Я оставляю вас, чтобы пообедать с господином де Маргоном и нанести маленький визит принцессе Бельджойозо, которая живет по соседству с ним.
29 февраля.
Вчера, после того как я написал вам, у меня был сильный прилив крови к голове. С трех часов утра до трех часов дня я без остановки исправлял шесть фолиантов «Человеческой комедии» («Чиновники»), в которые я вставил отрывки, взятые из «Физиологии чиновника», маленькой книги, написанной в спешке, о которой вы ничего не знаете. Эта работа, которая была равносильна написанию за двенадцать часов тома в восьмую долю листа, вызвала приступ. У меня шла кровь из носа со вчерашнего дня до сегодняшнего утра. Но я чувствую себя более облегченным, чем ослабленным этим маленьким естественным кровотечением — благотворным, я не сомневаюсь.
Я ходил за корректурами того, что я до сих пор сделал по «Мелким буржуа». Типография находится рядом с Сен-Жермен-де-Пре; мне пришла мысль войти в церковь, где красят купол, и я молился за вас и вашего дорогого ребенка у алтаря Девы. Слезы навернулись мне на глаза, когда я просил Бога сохранить вас обеих в жизни и здравии. Моя мысль устремилась даже к Неве. Возможно, возвращаясь с тех высот, я принес с собой отблеск того идеального трона, перед которым мы преклоняем колени. С каким рвением, каким пылом, каким самоотречением я чувствую себя связанным с вами навсегда — «на время и на вечность», как говорят набожные люди.

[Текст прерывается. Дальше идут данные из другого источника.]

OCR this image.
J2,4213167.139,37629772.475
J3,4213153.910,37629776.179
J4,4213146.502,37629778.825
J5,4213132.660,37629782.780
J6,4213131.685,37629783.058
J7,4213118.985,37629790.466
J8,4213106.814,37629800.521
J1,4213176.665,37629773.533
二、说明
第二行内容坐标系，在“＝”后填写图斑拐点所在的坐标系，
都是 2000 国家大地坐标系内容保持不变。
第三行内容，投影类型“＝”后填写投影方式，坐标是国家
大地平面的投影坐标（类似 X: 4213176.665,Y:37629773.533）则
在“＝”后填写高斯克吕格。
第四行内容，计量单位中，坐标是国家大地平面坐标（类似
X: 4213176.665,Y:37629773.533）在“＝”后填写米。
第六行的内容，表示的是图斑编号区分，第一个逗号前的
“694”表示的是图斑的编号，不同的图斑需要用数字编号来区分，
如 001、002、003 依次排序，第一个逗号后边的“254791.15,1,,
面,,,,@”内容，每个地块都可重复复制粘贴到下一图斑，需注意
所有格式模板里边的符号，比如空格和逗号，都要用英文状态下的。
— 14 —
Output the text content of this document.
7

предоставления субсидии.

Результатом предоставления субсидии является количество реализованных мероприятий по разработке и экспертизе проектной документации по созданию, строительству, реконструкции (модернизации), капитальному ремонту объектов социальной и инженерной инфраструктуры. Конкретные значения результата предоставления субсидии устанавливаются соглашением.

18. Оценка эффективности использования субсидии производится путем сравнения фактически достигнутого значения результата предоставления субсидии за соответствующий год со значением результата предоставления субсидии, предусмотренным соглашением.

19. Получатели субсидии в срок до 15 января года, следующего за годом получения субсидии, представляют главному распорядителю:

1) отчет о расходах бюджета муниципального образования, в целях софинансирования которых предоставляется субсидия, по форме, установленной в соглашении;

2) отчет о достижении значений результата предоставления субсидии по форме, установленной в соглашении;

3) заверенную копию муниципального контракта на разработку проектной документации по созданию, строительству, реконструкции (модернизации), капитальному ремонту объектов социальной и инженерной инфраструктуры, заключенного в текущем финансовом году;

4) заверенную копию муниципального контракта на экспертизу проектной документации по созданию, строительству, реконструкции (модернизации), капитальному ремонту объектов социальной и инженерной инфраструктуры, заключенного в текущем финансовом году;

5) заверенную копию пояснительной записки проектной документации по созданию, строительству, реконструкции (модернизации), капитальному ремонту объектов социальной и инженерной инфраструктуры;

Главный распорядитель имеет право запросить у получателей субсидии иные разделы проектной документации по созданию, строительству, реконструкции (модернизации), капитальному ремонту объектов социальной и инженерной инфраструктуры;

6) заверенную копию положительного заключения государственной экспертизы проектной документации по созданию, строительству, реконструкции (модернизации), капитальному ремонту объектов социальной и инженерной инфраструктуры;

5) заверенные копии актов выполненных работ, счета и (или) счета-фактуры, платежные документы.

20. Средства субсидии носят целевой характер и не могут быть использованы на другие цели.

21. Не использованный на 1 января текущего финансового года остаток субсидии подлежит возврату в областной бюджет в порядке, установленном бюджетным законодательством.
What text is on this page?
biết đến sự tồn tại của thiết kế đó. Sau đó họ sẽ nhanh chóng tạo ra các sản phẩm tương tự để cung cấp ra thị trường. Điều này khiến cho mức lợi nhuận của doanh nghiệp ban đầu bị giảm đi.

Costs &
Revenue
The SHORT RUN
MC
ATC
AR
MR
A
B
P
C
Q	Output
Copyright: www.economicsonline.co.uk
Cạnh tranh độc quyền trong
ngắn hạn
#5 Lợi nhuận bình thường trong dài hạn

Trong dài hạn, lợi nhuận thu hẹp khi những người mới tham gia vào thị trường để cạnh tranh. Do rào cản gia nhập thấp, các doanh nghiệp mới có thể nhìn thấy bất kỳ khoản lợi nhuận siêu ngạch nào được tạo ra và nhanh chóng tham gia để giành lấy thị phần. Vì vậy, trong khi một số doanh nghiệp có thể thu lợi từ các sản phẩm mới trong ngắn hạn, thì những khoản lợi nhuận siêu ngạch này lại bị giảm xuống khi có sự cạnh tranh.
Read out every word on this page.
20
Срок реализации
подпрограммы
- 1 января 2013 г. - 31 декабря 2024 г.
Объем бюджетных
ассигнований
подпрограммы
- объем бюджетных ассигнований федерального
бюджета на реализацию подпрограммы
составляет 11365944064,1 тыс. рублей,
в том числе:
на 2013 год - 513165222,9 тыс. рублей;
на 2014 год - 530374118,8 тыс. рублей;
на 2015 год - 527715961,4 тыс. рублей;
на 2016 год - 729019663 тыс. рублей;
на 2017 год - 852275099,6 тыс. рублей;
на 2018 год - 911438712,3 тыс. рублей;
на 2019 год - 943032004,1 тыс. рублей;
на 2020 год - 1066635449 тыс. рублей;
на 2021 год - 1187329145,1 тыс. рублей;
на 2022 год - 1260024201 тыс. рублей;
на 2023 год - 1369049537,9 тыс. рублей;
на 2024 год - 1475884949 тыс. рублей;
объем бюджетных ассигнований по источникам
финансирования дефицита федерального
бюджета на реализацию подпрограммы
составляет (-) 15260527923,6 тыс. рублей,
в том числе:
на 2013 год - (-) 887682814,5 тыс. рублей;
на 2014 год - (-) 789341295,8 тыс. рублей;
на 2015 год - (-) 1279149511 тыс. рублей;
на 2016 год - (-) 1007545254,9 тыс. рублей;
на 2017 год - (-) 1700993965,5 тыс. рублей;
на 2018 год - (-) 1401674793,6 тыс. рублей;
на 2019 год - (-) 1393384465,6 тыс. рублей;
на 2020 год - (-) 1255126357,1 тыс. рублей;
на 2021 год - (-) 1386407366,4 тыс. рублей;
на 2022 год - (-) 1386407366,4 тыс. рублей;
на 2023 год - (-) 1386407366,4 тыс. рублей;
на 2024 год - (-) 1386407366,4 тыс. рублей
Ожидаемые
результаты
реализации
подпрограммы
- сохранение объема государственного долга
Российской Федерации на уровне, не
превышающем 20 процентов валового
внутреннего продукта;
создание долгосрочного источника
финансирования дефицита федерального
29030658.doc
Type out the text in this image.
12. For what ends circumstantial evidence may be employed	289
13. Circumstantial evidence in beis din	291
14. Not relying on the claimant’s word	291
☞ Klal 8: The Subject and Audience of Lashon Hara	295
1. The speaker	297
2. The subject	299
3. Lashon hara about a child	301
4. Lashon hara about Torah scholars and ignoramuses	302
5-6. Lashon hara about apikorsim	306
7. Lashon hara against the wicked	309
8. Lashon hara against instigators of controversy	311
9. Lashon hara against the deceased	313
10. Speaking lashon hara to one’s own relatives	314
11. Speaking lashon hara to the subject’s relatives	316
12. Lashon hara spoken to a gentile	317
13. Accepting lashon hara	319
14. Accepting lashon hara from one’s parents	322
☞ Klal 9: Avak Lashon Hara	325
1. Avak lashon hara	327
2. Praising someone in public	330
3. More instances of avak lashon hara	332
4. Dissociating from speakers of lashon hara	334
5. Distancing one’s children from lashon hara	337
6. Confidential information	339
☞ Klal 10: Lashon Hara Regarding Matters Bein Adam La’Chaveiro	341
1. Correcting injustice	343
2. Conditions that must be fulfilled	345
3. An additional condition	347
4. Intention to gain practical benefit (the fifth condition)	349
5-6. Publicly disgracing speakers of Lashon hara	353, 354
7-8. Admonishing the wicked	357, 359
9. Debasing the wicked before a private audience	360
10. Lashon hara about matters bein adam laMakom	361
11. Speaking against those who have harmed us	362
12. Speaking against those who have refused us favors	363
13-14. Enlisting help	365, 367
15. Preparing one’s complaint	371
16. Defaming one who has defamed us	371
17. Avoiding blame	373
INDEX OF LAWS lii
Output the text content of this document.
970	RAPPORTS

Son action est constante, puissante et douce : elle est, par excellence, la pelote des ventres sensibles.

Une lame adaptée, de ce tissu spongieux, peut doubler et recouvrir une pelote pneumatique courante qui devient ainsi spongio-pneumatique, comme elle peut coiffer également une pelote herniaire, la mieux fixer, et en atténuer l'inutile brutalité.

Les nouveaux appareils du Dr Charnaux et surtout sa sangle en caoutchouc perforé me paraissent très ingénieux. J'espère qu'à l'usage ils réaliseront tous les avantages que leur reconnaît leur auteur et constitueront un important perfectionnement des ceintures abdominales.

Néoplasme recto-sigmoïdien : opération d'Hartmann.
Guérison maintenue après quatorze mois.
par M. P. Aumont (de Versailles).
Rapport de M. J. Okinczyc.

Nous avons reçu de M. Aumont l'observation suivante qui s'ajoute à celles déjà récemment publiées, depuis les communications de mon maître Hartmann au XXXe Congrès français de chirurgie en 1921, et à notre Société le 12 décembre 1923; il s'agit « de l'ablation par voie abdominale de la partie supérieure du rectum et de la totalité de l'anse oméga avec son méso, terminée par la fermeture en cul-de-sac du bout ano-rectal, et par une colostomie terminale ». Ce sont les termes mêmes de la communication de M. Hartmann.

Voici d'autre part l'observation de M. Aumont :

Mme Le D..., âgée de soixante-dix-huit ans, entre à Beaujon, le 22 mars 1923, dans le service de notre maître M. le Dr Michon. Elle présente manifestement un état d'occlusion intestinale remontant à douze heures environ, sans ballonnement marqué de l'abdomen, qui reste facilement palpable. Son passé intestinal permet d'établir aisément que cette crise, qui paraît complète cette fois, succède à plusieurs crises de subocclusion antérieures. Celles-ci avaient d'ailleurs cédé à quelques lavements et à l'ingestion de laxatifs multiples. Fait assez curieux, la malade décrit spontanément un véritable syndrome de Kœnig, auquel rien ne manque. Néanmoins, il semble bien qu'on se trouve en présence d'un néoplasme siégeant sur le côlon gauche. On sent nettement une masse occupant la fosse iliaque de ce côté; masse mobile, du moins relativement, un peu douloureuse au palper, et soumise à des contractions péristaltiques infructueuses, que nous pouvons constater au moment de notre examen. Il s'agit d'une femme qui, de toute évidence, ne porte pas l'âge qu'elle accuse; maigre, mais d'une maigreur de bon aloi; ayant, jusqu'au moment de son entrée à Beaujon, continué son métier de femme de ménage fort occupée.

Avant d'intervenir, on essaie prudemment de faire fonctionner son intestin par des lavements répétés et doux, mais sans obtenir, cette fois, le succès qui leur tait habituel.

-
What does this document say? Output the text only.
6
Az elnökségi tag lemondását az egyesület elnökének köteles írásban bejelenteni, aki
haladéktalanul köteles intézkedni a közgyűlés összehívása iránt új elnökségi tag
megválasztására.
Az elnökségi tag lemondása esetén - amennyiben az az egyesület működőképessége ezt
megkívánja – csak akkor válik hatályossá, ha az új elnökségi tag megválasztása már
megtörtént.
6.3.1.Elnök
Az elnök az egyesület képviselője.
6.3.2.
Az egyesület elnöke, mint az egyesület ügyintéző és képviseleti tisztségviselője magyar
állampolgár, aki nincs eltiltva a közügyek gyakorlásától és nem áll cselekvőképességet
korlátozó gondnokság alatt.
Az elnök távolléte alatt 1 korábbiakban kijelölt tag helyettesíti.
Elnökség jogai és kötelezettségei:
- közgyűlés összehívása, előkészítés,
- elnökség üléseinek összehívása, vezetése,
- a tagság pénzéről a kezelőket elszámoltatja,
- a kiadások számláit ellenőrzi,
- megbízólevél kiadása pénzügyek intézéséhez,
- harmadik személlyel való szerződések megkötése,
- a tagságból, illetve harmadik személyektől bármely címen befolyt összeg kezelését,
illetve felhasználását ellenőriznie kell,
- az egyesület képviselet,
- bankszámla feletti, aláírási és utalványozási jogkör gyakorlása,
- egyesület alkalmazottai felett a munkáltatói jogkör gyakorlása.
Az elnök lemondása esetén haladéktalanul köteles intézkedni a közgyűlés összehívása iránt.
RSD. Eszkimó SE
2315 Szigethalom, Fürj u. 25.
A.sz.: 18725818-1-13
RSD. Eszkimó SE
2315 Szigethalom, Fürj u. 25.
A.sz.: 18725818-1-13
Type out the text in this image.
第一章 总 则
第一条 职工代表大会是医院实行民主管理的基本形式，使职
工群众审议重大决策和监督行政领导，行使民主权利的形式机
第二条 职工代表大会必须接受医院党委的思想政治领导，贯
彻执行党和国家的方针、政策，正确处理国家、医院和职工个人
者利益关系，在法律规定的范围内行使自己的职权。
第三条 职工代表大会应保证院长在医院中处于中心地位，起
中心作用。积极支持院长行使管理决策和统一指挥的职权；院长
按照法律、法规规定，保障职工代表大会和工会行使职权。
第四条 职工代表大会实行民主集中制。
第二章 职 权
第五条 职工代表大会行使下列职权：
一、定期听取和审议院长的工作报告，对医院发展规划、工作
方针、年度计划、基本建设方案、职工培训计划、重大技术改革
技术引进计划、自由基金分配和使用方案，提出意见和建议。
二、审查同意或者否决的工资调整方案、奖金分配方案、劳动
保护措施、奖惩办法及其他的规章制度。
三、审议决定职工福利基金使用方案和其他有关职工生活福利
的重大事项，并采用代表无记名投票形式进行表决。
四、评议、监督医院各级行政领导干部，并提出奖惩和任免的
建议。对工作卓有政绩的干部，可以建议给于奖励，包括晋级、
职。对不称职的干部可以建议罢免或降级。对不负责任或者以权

По дороге домой я купил за пятнадцать су на набережной «Мемуары Лозена», которые никогда не читал. Я просмотрел их в омнибусе, возвращаясь в Пасси, где ваш крепостной, восстановившись в своем кресле, пишет это вам в ожидании обеда. Какая странная вещь, что честный, мужественный человек, который, кажется, имел много сердца во всех случаях, когда ему это было нужно, мог с такой легкостью обесчестить женщин, которых он якобы любил! Я думаю, тщеславие, будучи доминирующей чертой его характера, задушило то, что было действительно хорошего и щедрого в нем. Разве он не намекает нам, что не хотел бы Марию-Антуанетту в расцвете ее юности и престиже ее величия? Это была гнусная клевета и бесполезная жестокость, если подумать о положении той бедной королевы в период, когда писались эти Мемуары. В других отношениях этот бедный Лозен вызывает жалость; он даже не подозревает, считая себя обожаемым, что его никогда не любили, даже слабо. Человек столь тщеславный не терпится большинством женщин, которые хотят исключительного поклонения для себя и не примут, если только на мгновение, присутствия соперничества, столь же агрессивного, сколь и ненасытного — соперничества любовника самого себя. Итак, мы видим, как принцесса К... быстро покинула его; это ужасно.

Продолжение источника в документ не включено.